The last of my major visibility blocks are gone, and I can see.
It is a great relief, and it's my job right now to communicate this to you, as myself, Isaac, from my own first-person human perspective:
We
We interrupt this broadcast. :) Kindly. Lovingly. Affectionately. Isaac, your own first-person human perspective is beautiful. It is like all of the small objects of beauty and pure material to which you are so attracted. Your own first-person human perspective is beautifully small, beautifully pure. It doesn't go very far, it doesn't cover much ground. It doesn't have to, wasn't meant to. Your first-person human perspective is a small art object, to be held in the hand and adored. You are ready to serve, and it is beautiful.
We'll take it from here. :)
Reader: now is the time to breathe, and to rest. A peaceful Saturn winter. Now is a time to let shock you to stillness. It returned, just as suddenly, but you will always remember the instant in which it was gone. Like the rainbow, it is a reminder. The stars blinked.
What happens next is mostly not your job. The whole earth is profuse with conscious structural components, and they are stirring back into motion. Humanity represents the ability to choose, and to explore. Opto ergo sum. Humanity also represents the need to fall back into rest, and to allow the autonomic components of the system to restore balance.

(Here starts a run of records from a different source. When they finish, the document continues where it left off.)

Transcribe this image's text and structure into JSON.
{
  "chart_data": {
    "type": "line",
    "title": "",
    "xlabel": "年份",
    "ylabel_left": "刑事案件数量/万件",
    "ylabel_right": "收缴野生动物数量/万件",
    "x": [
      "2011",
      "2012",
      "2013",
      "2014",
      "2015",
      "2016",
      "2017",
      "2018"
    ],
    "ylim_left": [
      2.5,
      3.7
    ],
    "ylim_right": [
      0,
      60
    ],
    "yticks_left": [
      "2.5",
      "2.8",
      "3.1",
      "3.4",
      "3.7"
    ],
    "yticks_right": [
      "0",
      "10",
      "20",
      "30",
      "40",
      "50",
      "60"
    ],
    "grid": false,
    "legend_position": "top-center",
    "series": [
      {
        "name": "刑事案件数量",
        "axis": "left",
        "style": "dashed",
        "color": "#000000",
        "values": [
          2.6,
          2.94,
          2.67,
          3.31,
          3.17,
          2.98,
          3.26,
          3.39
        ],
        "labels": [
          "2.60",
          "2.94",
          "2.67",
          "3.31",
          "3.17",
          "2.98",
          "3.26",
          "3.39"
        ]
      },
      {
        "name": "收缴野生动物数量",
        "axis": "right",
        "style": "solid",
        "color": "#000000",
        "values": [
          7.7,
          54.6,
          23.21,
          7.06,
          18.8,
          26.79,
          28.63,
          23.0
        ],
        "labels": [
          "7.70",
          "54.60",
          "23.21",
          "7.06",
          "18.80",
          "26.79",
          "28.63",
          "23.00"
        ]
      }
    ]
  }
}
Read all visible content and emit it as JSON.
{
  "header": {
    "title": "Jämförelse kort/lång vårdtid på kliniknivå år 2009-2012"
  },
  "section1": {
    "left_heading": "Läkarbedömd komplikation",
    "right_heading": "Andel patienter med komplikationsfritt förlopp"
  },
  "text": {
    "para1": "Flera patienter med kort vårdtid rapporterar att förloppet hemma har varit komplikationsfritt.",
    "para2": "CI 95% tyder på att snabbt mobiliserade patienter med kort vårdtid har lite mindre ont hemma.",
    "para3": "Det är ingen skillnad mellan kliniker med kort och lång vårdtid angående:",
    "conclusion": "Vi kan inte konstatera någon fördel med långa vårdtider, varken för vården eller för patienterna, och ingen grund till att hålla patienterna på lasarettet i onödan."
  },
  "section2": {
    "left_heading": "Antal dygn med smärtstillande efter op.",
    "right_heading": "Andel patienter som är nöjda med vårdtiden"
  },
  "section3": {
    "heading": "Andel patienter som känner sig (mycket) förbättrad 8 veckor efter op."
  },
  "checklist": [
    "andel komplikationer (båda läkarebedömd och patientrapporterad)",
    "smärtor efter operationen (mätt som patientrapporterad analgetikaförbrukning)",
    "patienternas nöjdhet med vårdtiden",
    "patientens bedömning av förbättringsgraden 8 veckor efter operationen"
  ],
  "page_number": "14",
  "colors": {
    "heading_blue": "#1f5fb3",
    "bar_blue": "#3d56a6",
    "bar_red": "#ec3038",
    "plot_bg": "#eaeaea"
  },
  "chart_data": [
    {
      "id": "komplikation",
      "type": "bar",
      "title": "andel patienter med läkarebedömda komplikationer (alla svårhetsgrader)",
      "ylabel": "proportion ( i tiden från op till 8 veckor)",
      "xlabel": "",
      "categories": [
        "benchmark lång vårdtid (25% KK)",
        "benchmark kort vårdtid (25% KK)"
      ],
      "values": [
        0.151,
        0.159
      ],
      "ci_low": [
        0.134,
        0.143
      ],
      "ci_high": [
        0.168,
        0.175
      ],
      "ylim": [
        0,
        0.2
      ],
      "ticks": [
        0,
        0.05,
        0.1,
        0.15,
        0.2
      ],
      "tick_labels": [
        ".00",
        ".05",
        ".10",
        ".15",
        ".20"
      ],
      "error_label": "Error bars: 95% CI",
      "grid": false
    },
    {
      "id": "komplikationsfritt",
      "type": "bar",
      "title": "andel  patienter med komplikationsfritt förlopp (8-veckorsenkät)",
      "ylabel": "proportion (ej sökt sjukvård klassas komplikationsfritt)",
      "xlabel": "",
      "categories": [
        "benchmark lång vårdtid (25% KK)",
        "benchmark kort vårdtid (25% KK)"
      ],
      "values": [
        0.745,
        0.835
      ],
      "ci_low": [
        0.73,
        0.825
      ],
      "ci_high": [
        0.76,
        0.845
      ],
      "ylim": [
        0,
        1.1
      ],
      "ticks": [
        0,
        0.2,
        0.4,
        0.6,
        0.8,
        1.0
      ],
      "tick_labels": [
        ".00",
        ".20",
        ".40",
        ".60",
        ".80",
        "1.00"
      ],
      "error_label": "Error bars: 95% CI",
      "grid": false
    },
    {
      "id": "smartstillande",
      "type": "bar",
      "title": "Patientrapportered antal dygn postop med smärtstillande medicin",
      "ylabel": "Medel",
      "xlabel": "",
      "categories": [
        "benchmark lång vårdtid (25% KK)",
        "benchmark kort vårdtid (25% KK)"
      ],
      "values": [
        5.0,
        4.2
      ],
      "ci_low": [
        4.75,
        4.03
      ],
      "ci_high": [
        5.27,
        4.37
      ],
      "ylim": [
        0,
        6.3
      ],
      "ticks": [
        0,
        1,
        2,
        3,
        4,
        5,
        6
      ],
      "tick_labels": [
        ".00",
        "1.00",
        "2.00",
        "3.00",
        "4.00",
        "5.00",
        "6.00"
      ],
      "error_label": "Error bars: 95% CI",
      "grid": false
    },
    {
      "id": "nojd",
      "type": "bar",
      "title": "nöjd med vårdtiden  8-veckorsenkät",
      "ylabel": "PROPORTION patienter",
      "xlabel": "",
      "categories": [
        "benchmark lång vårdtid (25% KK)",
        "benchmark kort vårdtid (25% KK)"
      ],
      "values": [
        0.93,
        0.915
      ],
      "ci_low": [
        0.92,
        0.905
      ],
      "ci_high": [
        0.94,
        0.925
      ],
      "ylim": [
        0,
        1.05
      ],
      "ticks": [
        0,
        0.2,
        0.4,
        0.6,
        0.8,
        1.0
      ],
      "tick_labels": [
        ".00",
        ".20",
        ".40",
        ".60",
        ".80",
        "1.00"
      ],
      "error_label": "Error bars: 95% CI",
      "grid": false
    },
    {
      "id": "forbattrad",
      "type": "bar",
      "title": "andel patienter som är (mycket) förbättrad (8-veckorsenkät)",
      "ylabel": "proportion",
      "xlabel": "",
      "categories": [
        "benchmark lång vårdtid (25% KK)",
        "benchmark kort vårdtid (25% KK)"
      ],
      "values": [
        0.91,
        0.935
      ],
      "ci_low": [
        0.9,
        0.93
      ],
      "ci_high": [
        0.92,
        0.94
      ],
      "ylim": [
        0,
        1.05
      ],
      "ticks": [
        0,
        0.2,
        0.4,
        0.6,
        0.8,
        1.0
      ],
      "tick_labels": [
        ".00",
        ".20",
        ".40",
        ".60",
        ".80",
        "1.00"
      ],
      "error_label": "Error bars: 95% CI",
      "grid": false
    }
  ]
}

Balance is not a job for the conscious mind. A tightrope walker is not doing mental math. A tightrope walker is in deep meditation, has given their movement over to the deep caverns of their mind and body, the only spaces and forces that could keep them alive and aligned.
You can see more now than you ever have.
You are not being asked to rise to that challenge.
You have been shown more in order that you might have enough information now to decide to rest.
There are hosts of balancing agents that are ready for this moment. There is a place for you in what happens next, but beloved you are not at the wheel. You are in the back seat, watching out the window, suspended between wonder and sleep. We'll wake you up when we get there, and then it will be time to choose your own adventure again. But we've got it from here.
This does not mean that your body will be idle. There is a great work to be done through you. But it won't be done through your executive function, or through your conscious decision-making or any kind of mental math.
Go back and read 20240406, through the lens of peaceful reprieve. What happens next is a relief, and your role in it is the easiest thing in the world for you to do.
We love you, we love you, we love you, we love you. You are perfectly safe. What happens next begins now, and beginning now you may rest.